The paper develops and applies a dynamical-horizon framework for quasi-local analysis of dynamical black holes in numerical relativity, extending isolated horizons to time-dependent regimes. By tracking MOTSs, constructing MTTs, and computing horizon mass, angular momentum, multipole moments, and fluxes, it provides a coordinate-invariant set of tools to study horizon dynamics and validate black-hole settles-to-Kerr behavior. The authors demonstrate the approach with three canonical simulations—head-on BH collisions, non-axisymmetric mergers, and axisymmetric neutron-star collapse—revealing horizon growth, inner-outer MTT dynamics, and convergence of multipole moments toward Kerr values, along with exact balance laws for area and angular momentum. These diagnostics offer deeper physical insight into horizon geometry and dynamics, with implications for waveform interpretation and numerical-relativity diagnostics, while highlighting current limitations and avenues for refinement.

Abstract

This paper presents a quasi-local method of studying the physics of dynamical black holes in numerical simulations. This is done within the dynamical horizon framework, which extends the earlier work on isolated horizons to time-dependent situations. In particular: (i) We locate various kinds of marginal surfaces and study their time evolution.

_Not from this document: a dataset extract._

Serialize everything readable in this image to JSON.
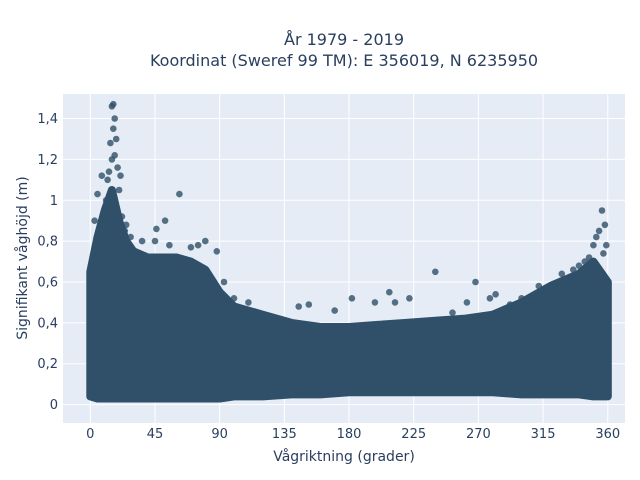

An important ingredient is the calculation of the signature of the horizon, which can be either spacelike, timelike, or null. (ii) We generalize the calculation of the black hole mass and angular momentum, which were previously defined for axisymmetric isolated horizons to dynamical situations. (iii) We calculate the source multipole moments of the black hole which can be used to verify that the black hole settles down to a Kerr solution. (iv) We also study the fluxes of energy crossing the horizon, which describes how a black hole grows as it accretes matter and/or radiation. We describe our numerical implementation of these concepts and apply them to three specific test cases, namely, the axisymmetric head-on collision of two black holes, the axisymmetric collapse of a neutron star, and a non-axisymmetric black hole collision with non-zero initial orbital angular momentum.

Paper Structure

This paper contains 21 sections, 42 equations, 16 figures.

Figures (16)

  • Figure 1: A dynamical horizon $H$ bounded by MOTSs $S_1$ and $S_2$. $\ell^a$ is the outgoing null normal, $n^a$ is the ingoing null normal, $\hat{r}^a$ is the unit spacelike normal to the cross-sections, and $\hat{\tau}^a$ is the unit timelike normal to $H$. $\Sigma$ is a Cauchy surface intersecting $H$ in a 2-sphere $S$. $T^a$ is the unit timelike normal to $\Sigma$ and $R^a$ is the unit space-like outward pointing vector normal to $S$ and tangent to $\Sigma$.
  • Figure 2: Two MOTSs $S_{(1)}$ and $S_{(2)}$ surrounded by a common MOTS $S_{out}$. Spheres lying just inside these FMOTSs must have negative outgoing expansion. Thus, there must be a inner trapped horizon $S_{in}$ inside $S_{out}$ which encloses $S_{(1)}$ and $S_{(2)}$.
  • Figure 3: Coordinate shapes of the horizons at $t=1$ in the $xz$ plane. A common horizon has formed, and the inner and outer common horizons have already separated. Compare figure \ref{['fig:multibh']}.
  • Figure 4: Determinant of the horizon world tube's three-metric vs. latitude $\theta$ at $t=0.6$ and $t=1$. The individual MTTs are null, i.e., $\mathrm{det}\; \tilde{q} =0$ (up to numerical errors). The common outer MTT is spacelike (i.e., $\mathrm{det}\; \tilde{q} > 0$) and it tends to null at late times. The inner common MTT is partially timelike at $t=0.6$; later it becomes completely timelike.
  • Figure 5: Irreducible mass vs. time for the individual and the common MTTs. The outer common MTT grows and accretes mass, while the inner MTT shrinks and loses mass.